3 Following a power shift in Ethiopian politics, the newly established Ethiopian President, Dr Abyi Mohammed, has again opened the door for dialogue with the Eritrean leadership. This has led to a peace agreement and the opening of the border between Eritrea and Ethiopia. Moreover, UN sanctions imposed on Eritrea for their alleged support of Al-Shabaab were lifted. For more information see, for instance, the following BBC articles: ‘Ethiopia-Eritrea Border Reopens after 20 years’ (20 September 2018), https://www.bbc.com/news/world-africa-45475876?intlink_from_url=https://www.bbc.com/news/topics/cen5×5l99w1t/ethiopia-and-eritrea-peace-agreement&link_location=live-reporting-story and ‘Eritrea Breakthrough as UN Sanctions Lifted’ (14 November 2018), https://www.bbc.com/news/world-africa-46193273?intlink_from_url=https://www.bbc.com/news/topics/cen5×5l99w1t/ethiopia-and-eritrea-peace-agreement&link_location=live-reporting-story.

4 Here it is important to note that modernity not only results from recent global cultural circulation through media diffusion, consumption, economic and social remittances, but also from local historic processes (for a discussion on modernity, see for example Miller Citation1995). In the case of Eritrea, the idea of modernity has been shaped by colonial and postcolonial discourses surrounding progress, development and cleanliness (Reid Citation2005; Treiber Citation2010; Marchetti Citation2014).
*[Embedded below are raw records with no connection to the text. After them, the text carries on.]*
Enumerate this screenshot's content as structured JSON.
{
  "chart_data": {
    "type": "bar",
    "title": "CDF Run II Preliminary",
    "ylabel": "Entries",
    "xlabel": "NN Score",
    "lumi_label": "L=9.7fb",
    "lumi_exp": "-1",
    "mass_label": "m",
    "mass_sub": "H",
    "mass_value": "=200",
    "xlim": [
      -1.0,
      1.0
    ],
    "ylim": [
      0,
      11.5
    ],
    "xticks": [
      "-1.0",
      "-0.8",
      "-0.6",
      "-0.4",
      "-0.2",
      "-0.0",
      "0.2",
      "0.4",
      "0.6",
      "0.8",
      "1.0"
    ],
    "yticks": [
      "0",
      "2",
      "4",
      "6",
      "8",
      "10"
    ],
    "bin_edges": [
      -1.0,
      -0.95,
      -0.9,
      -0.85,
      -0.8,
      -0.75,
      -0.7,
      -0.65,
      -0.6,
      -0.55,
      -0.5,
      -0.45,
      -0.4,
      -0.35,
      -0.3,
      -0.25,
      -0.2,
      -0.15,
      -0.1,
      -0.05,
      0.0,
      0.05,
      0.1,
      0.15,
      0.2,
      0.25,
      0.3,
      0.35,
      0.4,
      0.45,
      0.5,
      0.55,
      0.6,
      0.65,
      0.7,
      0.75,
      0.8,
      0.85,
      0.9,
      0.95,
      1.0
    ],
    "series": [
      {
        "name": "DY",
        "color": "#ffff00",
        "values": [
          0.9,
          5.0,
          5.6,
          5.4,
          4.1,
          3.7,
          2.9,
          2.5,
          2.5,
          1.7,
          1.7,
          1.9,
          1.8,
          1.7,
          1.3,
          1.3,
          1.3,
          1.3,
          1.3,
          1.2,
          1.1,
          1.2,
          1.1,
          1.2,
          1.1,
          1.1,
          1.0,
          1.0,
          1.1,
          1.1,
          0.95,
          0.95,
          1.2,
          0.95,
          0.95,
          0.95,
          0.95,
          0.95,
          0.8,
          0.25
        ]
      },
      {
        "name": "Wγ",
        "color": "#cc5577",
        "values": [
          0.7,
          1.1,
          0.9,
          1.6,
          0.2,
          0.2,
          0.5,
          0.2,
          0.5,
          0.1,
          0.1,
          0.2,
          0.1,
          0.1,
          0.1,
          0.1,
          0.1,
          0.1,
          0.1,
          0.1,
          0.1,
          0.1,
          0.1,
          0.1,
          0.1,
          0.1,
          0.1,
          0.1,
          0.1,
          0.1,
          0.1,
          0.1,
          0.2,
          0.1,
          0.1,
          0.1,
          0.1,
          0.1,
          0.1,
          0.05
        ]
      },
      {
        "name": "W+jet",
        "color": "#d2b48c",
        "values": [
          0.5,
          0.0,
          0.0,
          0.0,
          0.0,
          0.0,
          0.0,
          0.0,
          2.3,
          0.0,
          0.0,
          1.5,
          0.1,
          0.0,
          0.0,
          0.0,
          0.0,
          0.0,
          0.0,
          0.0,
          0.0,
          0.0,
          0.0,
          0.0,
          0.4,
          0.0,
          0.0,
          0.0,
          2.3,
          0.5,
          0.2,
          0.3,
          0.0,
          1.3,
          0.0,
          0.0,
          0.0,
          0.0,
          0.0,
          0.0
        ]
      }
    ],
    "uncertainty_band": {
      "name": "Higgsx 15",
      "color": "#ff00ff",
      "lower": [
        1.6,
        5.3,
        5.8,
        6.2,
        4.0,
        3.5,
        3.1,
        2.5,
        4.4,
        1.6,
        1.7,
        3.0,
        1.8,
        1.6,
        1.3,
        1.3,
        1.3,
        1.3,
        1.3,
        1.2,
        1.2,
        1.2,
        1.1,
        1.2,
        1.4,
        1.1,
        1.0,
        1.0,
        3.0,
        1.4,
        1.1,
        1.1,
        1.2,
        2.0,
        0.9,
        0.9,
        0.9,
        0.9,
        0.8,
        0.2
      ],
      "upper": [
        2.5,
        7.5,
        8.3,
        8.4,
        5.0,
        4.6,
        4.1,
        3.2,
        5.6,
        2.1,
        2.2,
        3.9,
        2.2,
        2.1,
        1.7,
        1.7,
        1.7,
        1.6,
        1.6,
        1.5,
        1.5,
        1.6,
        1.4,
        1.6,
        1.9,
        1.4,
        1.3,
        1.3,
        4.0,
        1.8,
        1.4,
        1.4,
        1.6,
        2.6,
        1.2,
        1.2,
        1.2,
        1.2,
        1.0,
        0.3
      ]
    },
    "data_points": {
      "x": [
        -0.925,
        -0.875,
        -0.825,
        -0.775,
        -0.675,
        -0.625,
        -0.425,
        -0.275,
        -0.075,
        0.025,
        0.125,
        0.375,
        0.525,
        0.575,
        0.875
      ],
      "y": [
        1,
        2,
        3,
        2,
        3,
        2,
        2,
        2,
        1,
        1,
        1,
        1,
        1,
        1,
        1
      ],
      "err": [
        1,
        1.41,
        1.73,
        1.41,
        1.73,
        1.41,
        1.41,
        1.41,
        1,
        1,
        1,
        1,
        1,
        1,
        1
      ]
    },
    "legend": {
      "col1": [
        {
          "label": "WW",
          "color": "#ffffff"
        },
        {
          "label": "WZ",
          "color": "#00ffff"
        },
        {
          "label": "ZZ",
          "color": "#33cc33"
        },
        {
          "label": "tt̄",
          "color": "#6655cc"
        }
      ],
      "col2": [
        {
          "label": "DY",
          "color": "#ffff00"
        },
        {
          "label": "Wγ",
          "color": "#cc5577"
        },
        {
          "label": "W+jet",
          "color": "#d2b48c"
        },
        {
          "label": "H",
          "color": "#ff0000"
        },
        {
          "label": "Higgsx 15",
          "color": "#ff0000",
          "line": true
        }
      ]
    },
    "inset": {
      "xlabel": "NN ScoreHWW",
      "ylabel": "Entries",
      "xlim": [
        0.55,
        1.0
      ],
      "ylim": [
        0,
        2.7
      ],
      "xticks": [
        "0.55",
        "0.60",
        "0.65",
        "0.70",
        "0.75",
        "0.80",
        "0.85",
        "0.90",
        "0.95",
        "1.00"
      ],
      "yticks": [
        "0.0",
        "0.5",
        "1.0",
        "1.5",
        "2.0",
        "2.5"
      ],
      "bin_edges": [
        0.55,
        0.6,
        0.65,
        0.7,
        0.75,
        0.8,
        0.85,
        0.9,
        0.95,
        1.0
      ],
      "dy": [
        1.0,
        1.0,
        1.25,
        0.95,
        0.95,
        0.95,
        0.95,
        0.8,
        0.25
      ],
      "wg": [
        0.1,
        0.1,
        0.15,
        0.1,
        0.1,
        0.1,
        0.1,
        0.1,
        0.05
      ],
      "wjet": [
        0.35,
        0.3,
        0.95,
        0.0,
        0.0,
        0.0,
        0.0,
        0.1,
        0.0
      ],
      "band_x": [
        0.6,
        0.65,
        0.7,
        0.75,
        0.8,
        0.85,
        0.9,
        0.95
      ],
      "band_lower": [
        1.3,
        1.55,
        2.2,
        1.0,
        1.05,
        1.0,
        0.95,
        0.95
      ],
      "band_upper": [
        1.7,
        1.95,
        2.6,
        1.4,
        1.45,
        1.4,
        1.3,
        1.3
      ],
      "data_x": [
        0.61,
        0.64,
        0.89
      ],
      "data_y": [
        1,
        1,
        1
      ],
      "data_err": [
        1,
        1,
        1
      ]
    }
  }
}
5 In 2011, the UNHCR released a short video about Eritrean children (from 9 to 15 years old) who crossed into Ethiopia and ended up in camps. See the video at https://www.youtube.com/watch?v=IiNqp82ixDA.

6 As I discussed elsewhere (Belloni Citation2019), my informants’ perception that Ethiopia and Sudan were unsuitable for long-term settlement was not only the result of the limited rights of refugees there (i.e. the lack of residence permits, limits on the rights of movement and work, harassment by the authorities). It also emerged from deep-rooted images, stratified communal histories and expectations shared by them and their families about the suitable final destination of a migrant journey (what I called ‘cosmologies of destinations’). These historically developed images mirror hierarchies of preferences about possible countries of settlement. European countries such as Italy and Greece are also not among those desired destinations, which are mostly Northern European countries, as well as the USA and Canada. Although there is no space here to expand on this, it is important to mention that the trajectories of young Eritreans through the Horn of Africa and Southern Europe are embedded in these imaginaries and represent some of their most concrete consequences.